Logs Prices and Trends – August 2017

By Lauren Grand, OSU Forestry and Natural Resources Extension Agent – Lane County

Well this is my first log prices and trends report of hopefully many. In our last newsletter Treeman reported:

“the spring report is my favorite because of the old “hope springs eternal:” this is the year we’re gonna make-it. This will be the summer when prices are at their zenith versus nadir … come-on-baby let the good times roll!” Then he went on to say “Bad news: while things are looking pretty good at the moment, nothing lasts through the summer.”

Well by golly let’s turn that bad news into good because we are rolling. Prices held out and have slowly risen for the first summer that anyone can remember. Fire season in BC and this stint of hot weather has fewer logs at the mill and they are buying.

Doug-fir has been steadily rising for the past few months and it looks as if it’ll remain at $725-750 at least beyond the time you’re reading this report. We’ve seen values at $775/MBF at select mills and a person could still garner this kind of money with a little more volume and a better-quality 2 saw. The further north you go, the better the prices, but not at levels the average landowner could recover trucking. Like we say: there’s an excellent chance the closest mill will be the best mill.


Export values are basically on-par with domestic prices, but remember, you need long-logs and somewhat larger diameter requirements. The 2 saw type log is the one folks are seeking and it is tough for them to compete with local mills unless you are within 50 miles of the docks trucking will trump any increase in value.

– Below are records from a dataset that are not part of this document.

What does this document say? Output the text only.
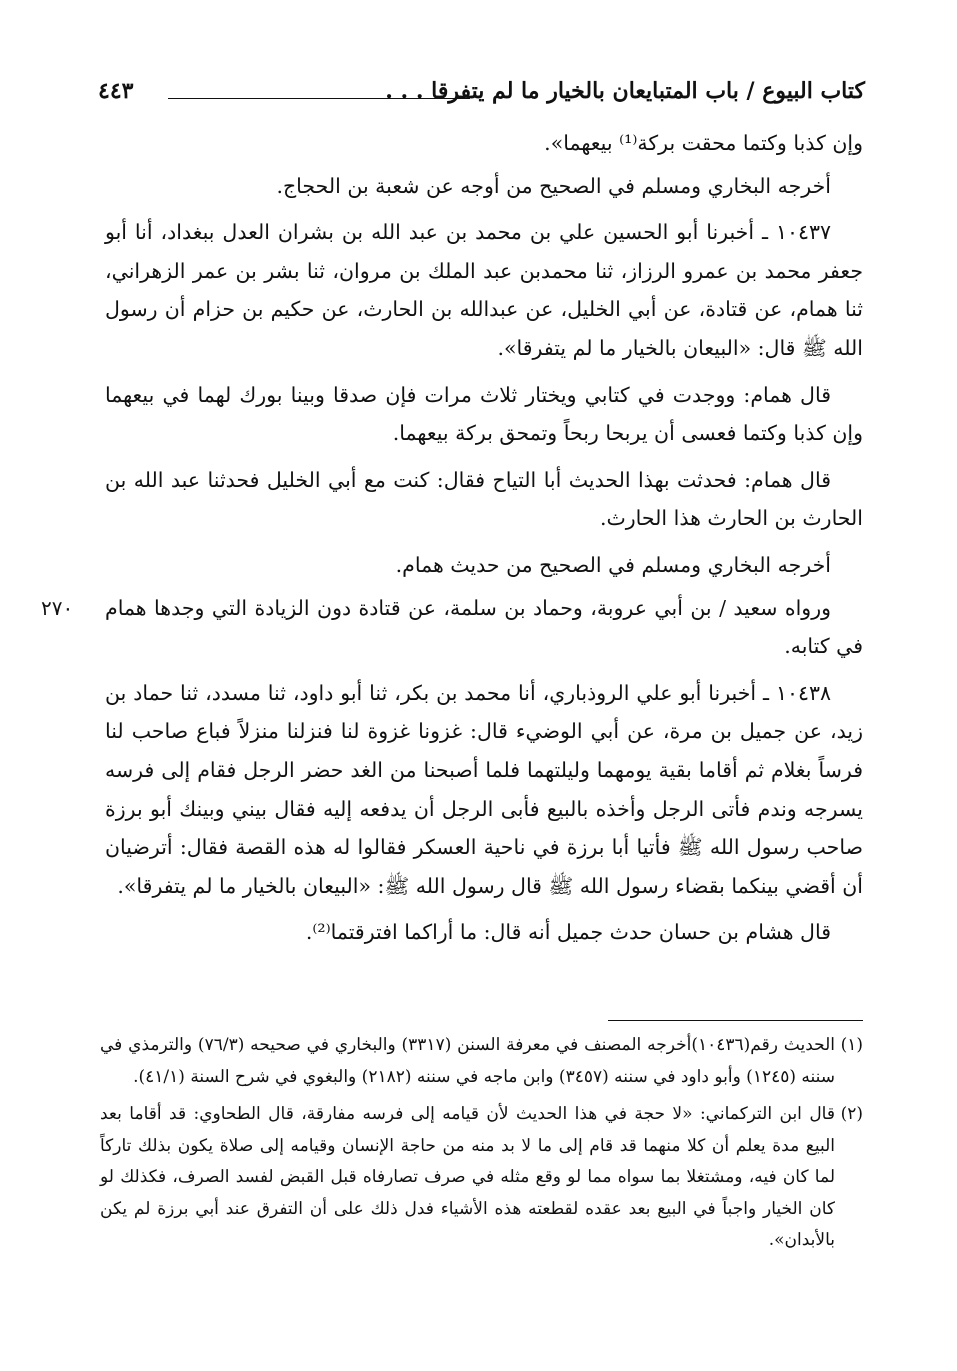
كتاب البيوع / باب المتبايعان بالخيار ما لم يتفرقا . . .
٤٤٣

وإن كذبا وكتما محقت بركة⁽¹⁾ بيعهما».

أخرجه البخاري ومسلم في الصحيح من أوجه عن شعبة بن الحجاج.

١٠٤٣٧ ـ أخبرنا أبو الحسين علي بن محمد بن عبد الله بن بشران العدل ببغداد، أنا أبو جعفر محمد بن عمرو الرزاز، ثنا محمدبن عبد الملك بن مروان، ثنا بشر بن عمر الزهراني، ثنا همام، عن قتادة، عن أبي الخليل، عن عبدالله بن الحارث، عن حكيم بن حزام أن رسول الله ﷺ قال: «البيعان بالخيار ما لم يتفرقا».

قال همام: ووجدت في كتابي ويختار ثلاث مرات فإن صدقا وبينا بورك لهما في بيعهما وإن كذبا وكتما فعسى أن يربحا ربحاً وتمحق بركة بيعهما.

قال همام: فحدثت بهذا الحديث أبا التياح فقال: كنت مع أبي الخليل فحدثنا عبد الله بن الحارث بن الحارث هذا الحارث.

أخرجه البخاري ومسلم في الصحيح من حديث همام.

٢٧٠ ورواه سعيد / بن أبي عروبة، وحماد بن سلمة، عن قتادة دون الزيادة التي وجدها همام في كتابه.

١٠٤٣٨ ـ أخبرنا أبو علي الروذباري، أنا محمد بن بكر، ثنا أبو داود، ثنا مسدد، ثنا حماد بن زيد، عن جميل بن مرة، عن أبي الوضيء قال: غزونا غزوة لنا فنزلنا منزلاً فباع صاحب لنا فرساً بغلام ثم أقاما بقية يومهما وليلتهما فلما أصبحنا من الغد حضر الرجل فقام إلى فرسه يسرجه وندم فأتى الرجل وأخذه بالبيع فأبى الرجل أن يدفعه إليه فقال بيني وبينك أبو برزة صاحب رسول الله ﷺ فأتيا أبا برزة في ناحية العسكر فقالوا له هذه القصة فقال: أترضيان أن أقضي بينكما بقضاء رسول الله ﷺ قال رسول الله ﷺ: «البيعان بالخيار ما لم يتفرقا».

قال هشام بن حسان حدث جميل أنه قال: ما أراكما افترقتما⁽²⁾.

(١)الحديث رقم(١٠٤٣٦)أخرجه المصنف في معرفة السنن (٣٣١٧) والبخاري في صحيحه (٧٦/٣) والترمذي في سننه (١٢٤٥) وأبو داود في سننه (٣٤٥٧) وابن ماجه في سننه (٢١٨٢) والبغوي في شرح السنة (٤١/١).

(٢)قال ابن التركماني: «لا حجة في هذا الحديث لأن قيامه إلى فرسه مفارقة، قال الطحاوي: قد أقاما بعد البيع مدة يعلم أن كلا منهما قد قام إلى ما لا بد منه من حاجة الإنسان وقيامه إلى صلاة يكون بذلك تاركاً لما كان فيه، ومشتغلا بما سواه مما لو وقع مثله في صرف تصارفاه قبل القبض لفسد الصرف، فكذلك لو كان الخيار واجباً في البيع بعد عقده لقطعته هذه الأشياء فدل ذلك على أن التفرق عند أبي برزة لم يكن بالأبدان».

Whitewoods are also in demand.  While their values are significantly lower than their Df counterparts they are also up a bit from last quarter with values in the higher end of the mid-$500 range. And remember, the large diameter hemlock/grand fir is in less demand than the 6-11 inch log. And while we’re bottom-trolling here, chips remain steadily below $30/ton, so stand improvement will likely remain a below-cost operation. Don’t forget some fiber mills are actively looking for hardwoods chips too and they are competitively priced with conifer chips.

Speaking of hardwoods, alder, maple, and ash are actively being sought after by hardwood mills.  At the time of this report alder is competitive with fir prices. While maple and ash don’t bring in as much as alder, their prices have remained strong and consistent.

Incense cedar prices remain steady in the high 600 to low 700 range for a 12” long log and $100 less for under 12.” Douglas County is the final destination for much of the incense in the area. Sellers can also opt for a sort yard in the mid part of the valley. The decision then becomes pretty site specific, with trucking being the deciding factor.

You cannot say that for redcedar. Mills south of here are buying redcedar, but values are less and trucking is nearly as much as if you were hauling to northern destinations. Like Doug-fir, the further north you go, the better the prices. Sort yards here in the Valley are paying over $1500/MBF for long logs. That is almost $200 higher than our last report. Redcedar is worth some bucks, but all in due time will the possibility come for incense cedar to replace redcedar at the mill if values get too high.  No one can say for sure, but what we do know is there is a ceiling for any commodity. We witnessed this when eastern birch replaced red alder some years back. We’re now seeing this in fencing boards with incense and Doug-fir now being made available in-place of redcedar.

Occasionally, folks request valley pine prices. While Ponderosa pine isn’t known for bringing in the big bucks it is teetering around $400. That’s up about $100 from the August 2016 report. However, you do have to go to Roseburg or Medford to sell it. Depending on where you are, if you do your own logging, you might make a few bucks.

Prices and trends for this summer are higher than they have been in over 15 years. The recent past has seen Doug-fir values reach their peak in late January or February, then take a precipitous decline to fairly stable summer values as more sellers enter the market. However, this year has been different. As I look into my no-so-crystal ball, I expect prices will stay strong for at least the immediate future as we enter into fire season. But, don’t let that stop you. If you are considering a harvest and you can find an available operator and trucker then act while you can, we cannot guarantee how long it will last. Good luck and always remember to get your purchase order before you cut!